Good News for Real Ed Reform

The headline in the January 12th New York Times read, At M.I.T., Large Lectures Are Going the Way of the Blackboard. The article described how introductory physics lectures have been replaced by the TEAL (Technology-Enhanced Active Learning) program, in which students work in clusters around workstations in a lab setting, engaged in hands-on, interactive collaboration. The story—which reports that TEAL has resulted in higher attendance and lower failure rates among students—must have hit a responsive chord, as it remained one of the Times most e-mailed articles for a week.

The article caused me a small dose of frustration, and a large amount of pleasure. My small frustration was that the article never connected TEAL’s success with the larger question of education reform. Sadly, in the public’s mind, the whole notion of reform has been reduced to how rigorously we apply standards-based tests, and whether we use those tests to hold schools accountable. Too few readers understand that before No Child Left Behind, education reform meant making classrooms more like the TEAL labs at MIT. This article offered a “teachable moment,” in which a broader public could have been introduced to the argument for constructivist learning, so I was slightly annoyed that the moment was lost.

That omission aside, those of us who care about learning games can only be cheered by the article’s prominence and widespread dissemination. Though explicitly a pedagogical strategy for the classroom, TEAL represents the very approach to learning embedded in the games we champion.
The article quotes Professor Eric Mazur on the way traditional lectures only served the most hard-core physics students:

“The people who wanted to understand,” Professor Mazur said, “had the discipline, the urge, to sit down afterwards and say, ‘Let me figure this out.’ ”

But for the majority, he said, a different approach is needed.

“Just as you can’t become a marathon runner by watching marathons on TV,” Professor Mazur said, “likewise for science, you have to go through the thought processes of doing science and not just watch your instructor do it.”

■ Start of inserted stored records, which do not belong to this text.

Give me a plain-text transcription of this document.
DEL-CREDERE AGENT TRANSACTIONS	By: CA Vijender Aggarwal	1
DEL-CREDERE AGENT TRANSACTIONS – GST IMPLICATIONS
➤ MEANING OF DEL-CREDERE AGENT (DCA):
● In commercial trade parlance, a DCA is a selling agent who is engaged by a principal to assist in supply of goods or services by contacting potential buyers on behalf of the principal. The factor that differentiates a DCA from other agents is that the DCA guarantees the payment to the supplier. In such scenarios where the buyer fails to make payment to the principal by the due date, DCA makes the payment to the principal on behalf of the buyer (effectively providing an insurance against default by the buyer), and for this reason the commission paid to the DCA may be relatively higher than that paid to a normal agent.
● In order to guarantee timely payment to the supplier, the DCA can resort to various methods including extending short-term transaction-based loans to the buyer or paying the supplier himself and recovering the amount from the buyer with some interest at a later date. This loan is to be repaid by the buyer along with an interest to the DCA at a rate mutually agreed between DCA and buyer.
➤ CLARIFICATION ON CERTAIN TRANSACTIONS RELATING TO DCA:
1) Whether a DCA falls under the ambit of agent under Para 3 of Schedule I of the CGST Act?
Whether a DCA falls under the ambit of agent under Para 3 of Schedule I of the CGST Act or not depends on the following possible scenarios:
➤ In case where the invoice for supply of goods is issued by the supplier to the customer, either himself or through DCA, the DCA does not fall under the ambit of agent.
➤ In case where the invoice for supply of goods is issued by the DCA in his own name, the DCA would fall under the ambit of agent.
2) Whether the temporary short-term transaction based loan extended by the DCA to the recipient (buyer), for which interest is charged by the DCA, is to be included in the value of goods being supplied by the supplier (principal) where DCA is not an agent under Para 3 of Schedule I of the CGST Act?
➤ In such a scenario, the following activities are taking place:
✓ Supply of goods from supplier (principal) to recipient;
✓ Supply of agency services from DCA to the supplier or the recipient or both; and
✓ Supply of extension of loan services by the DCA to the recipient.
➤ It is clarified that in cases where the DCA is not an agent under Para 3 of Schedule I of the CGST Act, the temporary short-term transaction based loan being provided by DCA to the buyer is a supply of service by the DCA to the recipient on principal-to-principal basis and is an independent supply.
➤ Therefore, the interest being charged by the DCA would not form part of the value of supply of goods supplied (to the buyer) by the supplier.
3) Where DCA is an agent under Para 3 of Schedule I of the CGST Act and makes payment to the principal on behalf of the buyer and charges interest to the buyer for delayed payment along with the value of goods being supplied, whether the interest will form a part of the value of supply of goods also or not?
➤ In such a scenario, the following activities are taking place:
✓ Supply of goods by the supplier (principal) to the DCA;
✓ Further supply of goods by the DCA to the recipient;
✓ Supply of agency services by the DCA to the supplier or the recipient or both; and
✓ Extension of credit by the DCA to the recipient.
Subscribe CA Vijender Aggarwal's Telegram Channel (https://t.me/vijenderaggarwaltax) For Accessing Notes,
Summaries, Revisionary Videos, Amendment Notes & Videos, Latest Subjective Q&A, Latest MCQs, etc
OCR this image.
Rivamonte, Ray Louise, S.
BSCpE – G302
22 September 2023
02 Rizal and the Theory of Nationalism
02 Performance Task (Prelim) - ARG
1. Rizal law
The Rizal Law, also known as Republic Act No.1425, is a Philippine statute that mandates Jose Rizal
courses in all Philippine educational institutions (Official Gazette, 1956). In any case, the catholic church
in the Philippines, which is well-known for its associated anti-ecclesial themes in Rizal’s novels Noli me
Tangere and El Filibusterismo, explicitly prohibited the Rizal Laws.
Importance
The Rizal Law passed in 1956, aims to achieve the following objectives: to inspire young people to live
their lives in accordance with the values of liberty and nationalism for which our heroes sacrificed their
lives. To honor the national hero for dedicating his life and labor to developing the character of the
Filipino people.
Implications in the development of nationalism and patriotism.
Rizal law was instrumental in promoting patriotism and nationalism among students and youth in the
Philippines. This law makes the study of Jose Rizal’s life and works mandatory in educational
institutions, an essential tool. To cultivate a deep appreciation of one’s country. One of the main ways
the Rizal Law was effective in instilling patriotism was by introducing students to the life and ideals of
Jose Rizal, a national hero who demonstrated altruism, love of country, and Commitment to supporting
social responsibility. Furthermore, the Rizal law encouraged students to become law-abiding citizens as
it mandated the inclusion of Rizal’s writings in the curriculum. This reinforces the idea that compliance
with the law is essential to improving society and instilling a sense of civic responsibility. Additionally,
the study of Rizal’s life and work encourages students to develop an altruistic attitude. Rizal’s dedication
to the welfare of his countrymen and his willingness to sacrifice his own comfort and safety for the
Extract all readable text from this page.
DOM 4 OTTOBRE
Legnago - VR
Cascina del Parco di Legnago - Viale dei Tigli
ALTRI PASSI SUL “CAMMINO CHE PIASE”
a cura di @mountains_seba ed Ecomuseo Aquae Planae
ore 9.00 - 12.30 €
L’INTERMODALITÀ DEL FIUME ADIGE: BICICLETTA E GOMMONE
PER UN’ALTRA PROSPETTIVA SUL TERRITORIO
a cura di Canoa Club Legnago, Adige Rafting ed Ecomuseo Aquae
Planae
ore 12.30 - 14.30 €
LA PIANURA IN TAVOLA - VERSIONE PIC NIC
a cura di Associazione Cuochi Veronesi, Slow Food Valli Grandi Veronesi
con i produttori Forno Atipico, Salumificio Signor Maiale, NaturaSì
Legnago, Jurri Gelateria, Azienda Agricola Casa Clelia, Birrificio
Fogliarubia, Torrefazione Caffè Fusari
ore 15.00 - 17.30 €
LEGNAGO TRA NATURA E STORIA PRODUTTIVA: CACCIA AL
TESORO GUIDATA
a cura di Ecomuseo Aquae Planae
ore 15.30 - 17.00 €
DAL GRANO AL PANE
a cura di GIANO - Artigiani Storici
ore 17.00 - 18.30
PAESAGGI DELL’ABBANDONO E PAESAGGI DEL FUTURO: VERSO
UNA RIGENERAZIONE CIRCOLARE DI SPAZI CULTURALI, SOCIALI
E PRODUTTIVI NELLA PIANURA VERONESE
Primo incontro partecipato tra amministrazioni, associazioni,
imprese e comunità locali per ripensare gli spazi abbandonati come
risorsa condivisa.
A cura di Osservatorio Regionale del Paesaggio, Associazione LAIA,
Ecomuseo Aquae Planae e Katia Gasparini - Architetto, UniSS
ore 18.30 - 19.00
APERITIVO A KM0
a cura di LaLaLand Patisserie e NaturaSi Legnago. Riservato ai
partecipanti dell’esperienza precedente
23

What is a game if not an exercise in hands-on inquiry? In the typical game, players encounter situations that appear chaotic and incomprehensible. Only by observation and probing, followed by deductive reasoning, hypothesis formation and experimentation do players come to understand the game’s “phenomena” and master them. We have long argued that it’s not much of a stretch to design games in which the player takes the same approach to real scientific content. From the Education Arcade’s early prototype SUPERCHARGED, through our numerous augmented reality games and our recent efforts on LABYRINTH and KIDS SURVEY NETWORK, we have been demonstrating how STEM (science, technology, engineering, math) content lends itself to gaming. If the interest in the Times article is any indication, perhaps a larger public is ready to receive this message.